Sosial Tresna Werdha Budi Pertiwi dan Panti Sosial Tresna

Werdha Asuhan Bunda

D. Manfaat peneliti

1. Manfaat teoritis

Penelitian ini diharapkan dapat menambah wawasan mengenai ilmu

keperawatan gerontik, keperawatan keluarga, dan menjadi pengalaman

berharga mengenai perbedaan kualitas hidup lansia di Panti Sosial


Tresna Werdha Budi Pertiwi, Panti Sosial Tresna Werdha Asuhan

Bunda dan di keluarga wilayah kerja Puskesmas Griya Antapani.

2. Manfaat praktisi

a. Bagi lansia

Penelitian ini diharapkan lansia dapat mengetahui kualitas hidup,

dan dapat menjadikan bahan masukan bagi lansia,

b. Bagi panti sosial

Penelitian ini diharapkan dapat mengetahui gambaran kualitas

hidup lansia, dan meningkatkan kualitas hidup lansia di Panti

Sosial Tresna Werdha Budi Pertiwi dan Panti Sosial Tresna

Werdha Asuhan Bunda

c. Bagi puskesmas

Penelitian ini diharapkan dapat mengetahui gambaran kualitas

hidup lansia. Sehingga dapat meningkatkan dan menjaga kualitas

hidup lansia di wilayah kerja Puskesmas Griya Antapani.

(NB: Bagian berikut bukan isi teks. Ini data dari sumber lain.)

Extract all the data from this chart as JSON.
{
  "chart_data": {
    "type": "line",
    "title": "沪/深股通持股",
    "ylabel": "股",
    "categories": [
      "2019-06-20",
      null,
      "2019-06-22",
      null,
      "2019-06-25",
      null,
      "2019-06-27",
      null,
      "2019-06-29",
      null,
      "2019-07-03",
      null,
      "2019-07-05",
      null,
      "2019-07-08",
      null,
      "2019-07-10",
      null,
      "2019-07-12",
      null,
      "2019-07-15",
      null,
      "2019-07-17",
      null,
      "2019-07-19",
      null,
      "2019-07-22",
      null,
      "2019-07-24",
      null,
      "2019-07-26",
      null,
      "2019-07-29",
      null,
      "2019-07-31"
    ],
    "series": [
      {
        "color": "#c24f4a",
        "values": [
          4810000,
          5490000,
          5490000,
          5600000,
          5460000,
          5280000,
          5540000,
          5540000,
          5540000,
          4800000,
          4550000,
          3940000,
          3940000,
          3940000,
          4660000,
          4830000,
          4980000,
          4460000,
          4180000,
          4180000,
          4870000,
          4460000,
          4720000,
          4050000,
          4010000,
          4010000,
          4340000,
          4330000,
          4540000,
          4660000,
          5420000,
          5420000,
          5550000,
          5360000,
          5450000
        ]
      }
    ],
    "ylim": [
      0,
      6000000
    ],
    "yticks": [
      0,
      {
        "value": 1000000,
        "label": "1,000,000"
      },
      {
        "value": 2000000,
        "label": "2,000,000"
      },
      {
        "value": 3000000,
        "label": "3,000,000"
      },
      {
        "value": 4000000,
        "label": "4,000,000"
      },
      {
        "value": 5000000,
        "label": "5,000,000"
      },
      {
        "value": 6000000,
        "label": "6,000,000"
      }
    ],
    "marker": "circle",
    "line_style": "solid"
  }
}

d. Bagi institusi keperawatan

Penelitian ini diharapkan dapat menjadi salah satu bahan bacaan

yang bermanfaat untuk mahasiswa-mahasiswi keperawatan,

mengenai keperawatan gerontik, keperawatan keluarga, dan

menjadi acuan bagi peneliti selanjutnya.


E. Ruang lingkup penelitian

1. Ruang Lingkup Waktu

Penelitian ini dilakukan pada bulan April – Mei 2020.

2. Ruang Lingkup Tempat

Penelitian ini akan dilaksanakan di tiga tempat yang pertama wilayah

kerja Puskesmas Griya Antapani, di Panti Sosial Tresna Werdha Budi

Pertiwi dan Panti Sosial Tresna Werdha Asuhan Bunda

3. Ruang Lingkup Materi

Materi dalam penelitian adalah keperawatan gerontik berupa kualitas

hidup lansia, keperawatan keluarga berupa tinggal bersama keluarga.